I’d put my head down and focused on what mattered, and Elliot spent his time with lawyers and competitors, drinking whiskey and negotiating.
“This is going to ruin us,” I’d said back, my voice quiet, my finger making a dull thwap against the paper in my hand.
A copy of the financial reports from our company, which up until a week before, I’d never paid any attention to.
“Hannah, Elliot — or someone, I mean, I hope it’s not him — is embezzling. Has been for years.”
I wasn’t an accountant or a business person, like Elliot. But I had been getting a weird feeling, and it didn’t take me long to realize the numbers weren’t adding up.
Of course, Hannah is the first person I told when I figured it out. But what I didn’t know was that she was involved in the embezzlement, and it’s not the only way she wasn’t being honest.
Now, I let out a low grunt and push against the trunk, muscles straining and burning against the weight. I’m thirsty, hungry, but worse than that or even the idea of a wild animal finding me is having to lie here, replaying the worst moments of my life again and again.
Leading Lola back to her car.
Not even taking the chance that she might be able to explain herself. If Belle had been here, she’d have told me that I’m projecting. That I have to learn how to trust again, and I can’t just push people away when they get too close.
But the thing is that I can. I moved all the way out here to the middle of nowhere. I got away from it all. When Pete comes, I never let him stay for longer than an hour at a time.
And then Lola came along, and I’m frustrated beyond belief at how difficult it’s been to adjust to her being gone.
I’ve been living in this cabin for years, and somehow, she managed to tip the scales.
To make her absence feel like a lost tooth, like a gaping hole left by something that had been there forever.
I don’t think you should hide forever, Rowan.

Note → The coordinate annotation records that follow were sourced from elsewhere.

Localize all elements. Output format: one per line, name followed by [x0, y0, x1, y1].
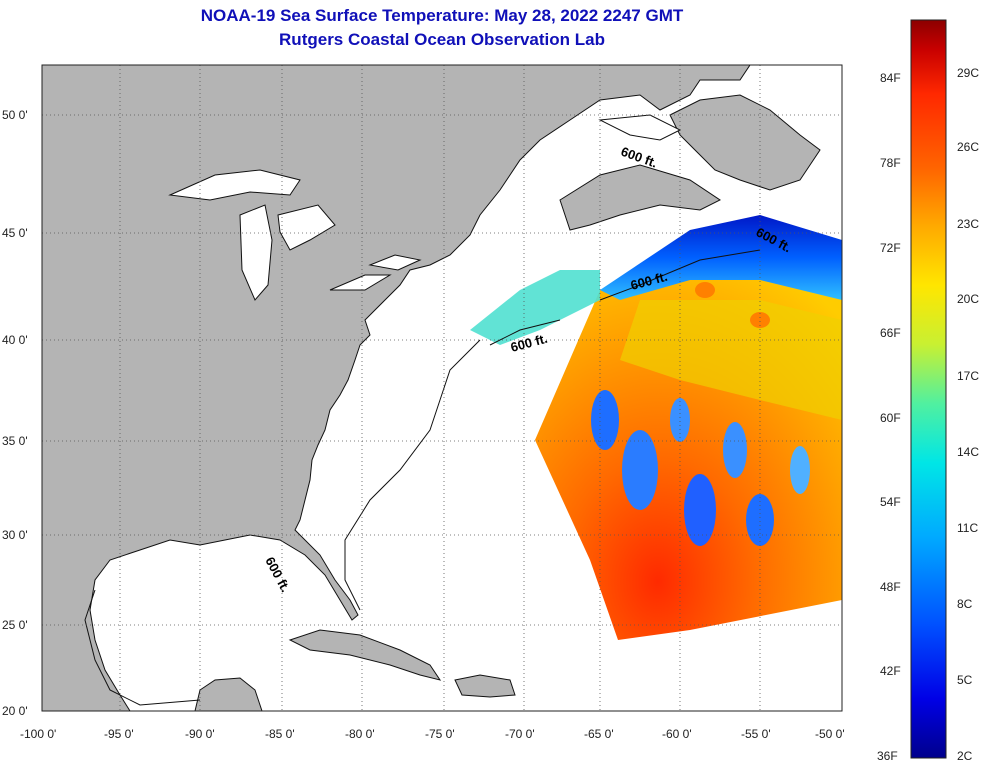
- colorbar-c-label: 14C: [957, 445, 980, 459]
- lon-tick-label: -90 0': [185, 727, 215, 741]
- lon-tick-label: -65 0': [584, 727, 614, 741]
- colorbar-f-label: 78F: [880, 156, 901, 170]
- map-subtitle: Rutgers Coastal Ocean Observation Lab: [279, 30, 605, 49]
- lon-tick-label: -60 0': [662, 727, 692, 741]
- map-frame: [41, 64, 843, 712]
- colorbar-c-label: 11C: [957, 521, 979, 535]
- colorbar-f-label: 66F: [880, 326, 901, 340]
- colorbar-c-label: 23C: [957, 217, 980, 231]
- colorbar-c-label: 2C: [957, 749, 973, 763]
- depth-contours: [84, 249, 761, 706]
- colorbar-f-label: 54F: [880, 495, 901, 509]
- colorbar-c-label: 5C: [957, 673, 973, 687]
- colorbar-c-label: 8C: [957, 597, 973, 611]
- sst-swath: [470, 215, 842, 640]
- colorbar-c-label: 17C: [957, 369, 980, 383]
- colorbar-f-label: 72F: [880, 241, 901, 255]
- lon-tick-label: -100 0': [20, 727, 57, 741]
- colorbar: [910, 19, 947, 759]
- lon-tick-label: -50 0': [815, 727, 845, 741]
- map-title: NOAA-19 Sea Surface Temperature: May 28,…: [200, 6, 684, 25]
- lat-tick-label: 35 0': [2, 434, 28, 448]
- colorbar-c-label: 20C: [957, 292, 980, 306]
- lon-tick-label: -95 0': [104, 727, 134, 741]
- lon-tick-label: -85 0': [265, 727, 295, 741]
- lon-tick-label: -55 0': [741, 727, 771, 741]
- colorbar-c-label: 26C: [957, 140, 980, 154]
- colorbar-f-label: 84F: [880, 71, 901, 85]
- lat-tick-label: 30 0': [2, 528, 28, 542]
- map-grid: [42, 65, 842, 711]
- lat-tick-label: 40 0': [2, 333, 28, 347]
- lon-tick-label: -75 0': [425, 727, 455, 741]
- lon-tick-label: -80 0': [345, 727, 375, 741]
- colorbar-f-label: 42F: [880, 664, 901, 678]
- lat-tick-label: 50 0': [2, 108, 28, 122]
- colorbar-f-label: 36F: [877, 749, 898, 763]
- colorbar-c-label: 29C: [957, 66, 980, 80]
- lon-tick-label: -70 0': [505, 727, 535, 741]
- colorbar-f-label: 48F: [880, 580, 901, 594]
- lat-tick-label: 25 0': [2, 618, 28, 632]
- lat-tick-label: 20 0': [2, 704, 28, 718]
- colorbar-f-label: 60F: [880, 411, 901, 425]
- lat-tick-label: 45 0': [2, 226, 28, 240]
- great-lakes: [168, 114, 682, 301]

My muscles give out and I let my head fall back against the forest floor. There’s a gap in the canopy where this fir used to be, and I can see the cheery blue sky and the sun right through it, like a window to a world I can’t reach.
“Fuck,” I mutter, laughing again, wondering if I’m going to die alone out here.
And then I realize that, by moving out to the cabin and cutting off everyone — even my sister — that must have been what I was always planning for. To die alone. To never connect with anyone again.
Closing my eyes, I allow the regret I’ve held at bay to come flooding through.
Maybe I should have asked Lola about those videos.
And maybe, if I live through this, I’ll have to do something about the intense ache in my heart, the missing her that’s driven me to this moment, trapped and alone, wondering if I’ll get the chance to make things right.